Genetically modified crops spread like a new plague over our territory. It would seem that no-one cares and that they have a free pass to cover our fields. In Colombia, 85% of consumed corn and 95% of consumed soy is imported, and in essence these are genetically modified.
John Elvis Vera Suarez
Nowadays, at least 37 countries mantain a ban on the cultivation and breeding of genetically modified organisms (GMOs), amongst them Austria, Germany, Belize, Bosnia and Herzegovina, Croatia, Cyprus, Denmark, Ecuador, Finland, France, Greece, Hungary, Italy, Ireland, Luxembourg, Holland, Norway, Portugal, Russia, Switzerland and Venezuela.
In the last 21 years they have gone from 1.7 million to 185 million hectares in the world.
In 2016 there were almost 110,000 hectares planted with GMOs in Colombia (primarily corn) according to the summary of a report in the Semana journal, “El mapa de los transgénicos en Colombia” (The map of GMOs in Colombia).

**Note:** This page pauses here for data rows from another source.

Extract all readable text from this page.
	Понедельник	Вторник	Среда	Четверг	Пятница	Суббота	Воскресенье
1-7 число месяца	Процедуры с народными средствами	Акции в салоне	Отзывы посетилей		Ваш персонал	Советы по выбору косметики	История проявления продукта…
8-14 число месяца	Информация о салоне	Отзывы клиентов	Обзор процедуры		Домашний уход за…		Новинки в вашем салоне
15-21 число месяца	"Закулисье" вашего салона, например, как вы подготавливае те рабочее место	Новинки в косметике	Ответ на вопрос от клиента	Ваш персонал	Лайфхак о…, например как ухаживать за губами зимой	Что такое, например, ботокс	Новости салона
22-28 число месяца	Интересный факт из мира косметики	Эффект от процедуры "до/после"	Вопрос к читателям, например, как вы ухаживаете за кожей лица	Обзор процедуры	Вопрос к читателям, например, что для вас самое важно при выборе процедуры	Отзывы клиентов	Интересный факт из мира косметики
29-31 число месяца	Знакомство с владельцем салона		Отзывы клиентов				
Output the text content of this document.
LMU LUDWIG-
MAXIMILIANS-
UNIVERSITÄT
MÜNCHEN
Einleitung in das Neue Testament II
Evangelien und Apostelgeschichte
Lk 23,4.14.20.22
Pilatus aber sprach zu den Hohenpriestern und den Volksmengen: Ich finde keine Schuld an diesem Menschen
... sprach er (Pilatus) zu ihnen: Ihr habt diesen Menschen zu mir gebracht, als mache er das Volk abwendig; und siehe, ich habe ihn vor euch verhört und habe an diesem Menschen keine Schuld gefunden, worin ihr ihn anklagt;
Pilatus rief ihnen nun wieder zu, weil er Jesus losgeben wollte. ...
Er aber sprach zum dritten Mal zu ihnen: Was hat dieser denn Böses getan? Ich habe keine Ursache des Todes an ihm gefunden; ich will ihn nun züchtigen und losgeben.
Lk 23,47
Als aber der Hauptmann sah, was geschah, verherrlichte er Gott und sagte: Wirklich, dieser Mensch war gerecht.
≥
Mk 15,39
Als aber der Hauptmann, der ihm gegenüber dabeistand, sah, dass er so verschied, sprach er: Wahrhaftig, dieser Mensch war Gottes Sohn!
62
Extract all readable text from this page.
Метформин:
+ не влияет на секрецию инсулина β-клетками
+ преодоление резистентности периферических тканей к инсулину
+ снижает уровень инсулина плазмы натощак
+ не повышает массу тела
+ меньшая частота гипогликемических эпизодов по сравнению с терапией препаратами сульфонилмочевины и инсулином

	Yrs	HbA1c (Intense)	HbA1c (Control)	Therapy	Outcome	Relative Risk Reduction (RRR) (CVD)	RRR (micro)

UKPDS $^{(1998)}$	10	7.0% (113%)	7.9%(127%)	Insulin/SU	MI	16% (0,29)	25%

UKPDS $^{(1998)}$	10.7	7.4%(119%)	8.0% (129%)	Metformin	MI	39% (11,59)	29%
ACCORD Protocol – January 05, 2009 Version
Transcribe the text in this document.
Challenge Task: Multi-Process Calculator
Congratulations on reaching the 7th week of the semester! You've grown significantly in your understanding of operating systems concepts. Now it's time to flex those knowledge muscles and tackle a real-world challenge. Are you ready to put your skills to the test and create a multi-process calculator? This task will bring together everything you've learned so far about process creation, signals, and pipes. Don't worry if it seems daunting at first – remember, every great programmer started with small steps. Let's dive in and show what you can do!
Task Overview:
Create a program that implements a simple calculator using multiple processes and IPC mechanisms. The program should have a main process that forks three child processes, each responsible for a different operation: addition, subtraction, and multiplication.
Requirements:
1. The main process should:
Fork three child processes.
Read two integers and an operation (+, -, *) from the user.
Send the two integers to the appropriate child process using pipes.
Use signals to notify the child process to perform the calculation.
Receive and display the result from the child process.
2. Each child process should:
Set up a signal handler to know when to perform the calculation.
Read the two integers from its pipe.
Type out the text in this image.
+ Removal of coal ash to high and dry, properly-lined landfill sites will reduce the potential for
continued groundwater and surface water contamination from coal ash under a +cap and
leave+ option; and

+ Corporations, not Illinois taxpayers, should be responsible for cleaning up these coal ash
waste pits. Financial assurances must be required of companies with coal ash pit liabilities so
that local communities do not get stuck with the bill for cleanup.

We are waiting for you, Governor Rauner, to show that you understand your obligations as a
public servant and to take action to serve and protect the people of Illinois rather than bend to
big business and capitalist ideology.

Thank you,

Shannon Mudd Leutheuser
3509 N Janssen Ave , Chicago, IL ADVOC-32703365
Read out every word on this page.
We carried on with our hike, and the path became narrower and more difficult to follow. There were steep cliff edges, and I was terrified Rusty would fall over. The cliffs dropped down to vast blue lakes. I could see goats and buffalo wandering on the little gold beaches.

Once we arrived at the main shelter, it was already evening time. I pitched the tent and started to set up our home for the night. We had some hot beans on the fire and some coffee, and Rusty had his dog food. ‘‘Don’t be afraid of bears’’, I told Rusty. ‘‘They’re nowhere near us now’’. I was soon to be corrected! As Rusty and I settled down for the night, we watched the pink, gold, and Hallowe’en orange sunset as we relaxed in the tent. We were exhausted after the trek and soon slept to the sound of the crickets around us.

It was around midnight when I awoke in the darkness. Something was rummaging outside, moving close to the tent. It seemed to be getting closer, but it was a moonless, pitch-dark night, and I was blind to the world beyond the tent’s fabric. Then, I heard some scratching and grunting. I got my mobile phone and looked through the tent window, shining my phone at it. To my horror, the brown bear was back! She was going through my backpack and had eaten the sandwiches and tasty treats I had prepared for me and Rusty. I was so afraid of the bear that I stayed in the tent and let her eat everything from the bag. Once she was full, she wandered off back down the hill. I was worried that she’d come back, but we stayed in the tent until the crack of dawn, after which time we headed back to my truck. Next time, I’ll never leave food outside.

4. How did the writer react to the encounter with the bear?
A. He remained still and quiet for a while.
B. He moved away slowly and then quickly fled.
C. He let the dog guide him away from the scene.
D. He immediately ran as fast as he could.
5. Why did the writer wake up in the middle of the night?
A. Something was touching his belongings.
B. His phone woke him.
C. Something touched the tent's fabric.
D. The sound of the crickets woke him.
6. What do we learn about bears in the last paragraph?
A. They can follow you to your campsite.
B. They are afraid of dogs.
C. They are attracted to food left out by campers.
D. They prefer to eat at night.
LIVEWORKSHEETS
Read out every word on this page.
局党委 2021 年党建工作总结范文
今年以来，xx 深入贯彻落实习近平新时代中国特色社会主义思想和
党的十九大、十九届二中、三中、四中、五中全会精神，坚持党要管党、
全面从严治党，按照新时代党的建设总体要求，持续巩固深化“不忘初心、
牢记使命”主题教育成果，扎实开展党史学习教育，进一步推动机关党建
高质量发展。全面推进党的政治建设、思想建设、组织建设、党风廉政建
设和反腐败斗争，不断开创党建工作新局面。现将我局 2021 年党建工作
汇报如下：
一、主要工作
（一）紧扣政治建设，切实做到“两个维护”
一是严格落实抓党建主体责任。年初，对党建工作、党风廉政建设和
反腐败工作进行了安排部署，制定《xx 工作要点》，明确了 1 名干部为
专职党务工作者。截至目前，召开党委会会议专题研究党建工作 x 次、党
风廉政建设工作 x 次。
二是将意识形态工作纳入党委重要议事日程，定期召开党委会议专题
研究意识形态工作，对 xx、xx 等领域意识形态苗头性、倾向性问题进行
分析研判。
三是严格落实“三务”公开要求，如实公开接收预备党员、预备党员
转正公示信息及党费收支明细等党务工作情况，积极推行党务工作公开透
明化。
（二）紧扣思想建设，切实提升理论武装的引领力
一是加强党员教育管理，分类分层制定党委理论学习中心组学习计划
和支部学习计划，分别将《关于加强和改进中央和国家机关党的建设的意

On this map it is noted that last year 1,282 hectares planted with GMOs existed in the Quindío Department (Colombia). The Agrobio-2016 report states that in 2015, 630 hectares of transgenic corn were sown in this district.
In response to my request for information on GMO crops in Quindío, the Instituto Colombiano Agropecuario (Colombian Agricultural Institute) affirmed that there are reports (from the first semester of 2017) that mention that, in Quindío, there are 420 hectares planted with Living Modified Organisms (LMOs).
These areas cover the city of Armenia and the settlements of Caimo and Mesopotamia, the settlement of Barragán situated in the municipality of Calarcá and Montenegro, Pueblo Tapao, Guatemala and La Montaña. The plots range from two to 176 hectares, with an average of 60 hectares.
It must be noted that through the 2002 Law No. 740 and the 2012 Decree No. 4525, recent governments have given full support to the propagation of the mentioned crops over the territory of Colombia.
The interests of big multinationals are being sustained by the GMOs. The tentacles of these multinationals are imposing their goals on governments which are making new laws to expand their cultivation, farming and use.
It is the global monopolies that are in control, from seeds to toxic agricultural chemicals, from regional commercialisation to global prices, and, clearly, in control of the governments who comply with what the monopolies ask of them.
Science continues to discuss the area of impact of the use and propagation of these plants. The investigations that are financed by agrochemical and GMO multinationals want to make us believe that it is an advance that will contribute to the fight against world hunger, because it augments productivity.
However, one sector that is gathering strength and is not only scientific, but also socio-environmental, is questioning this promise and warning of damage, both environmental and economic, that is already being done in farming communities.
In this sector the breakdown of security and food sovereignty is being discussed, as well as the risks to human health that GMO consumption poses.
But not all is lost. This year, at a global level, a reduction in these crops has been reported. What is certain is that many farmers have experienced losses with GMO crops.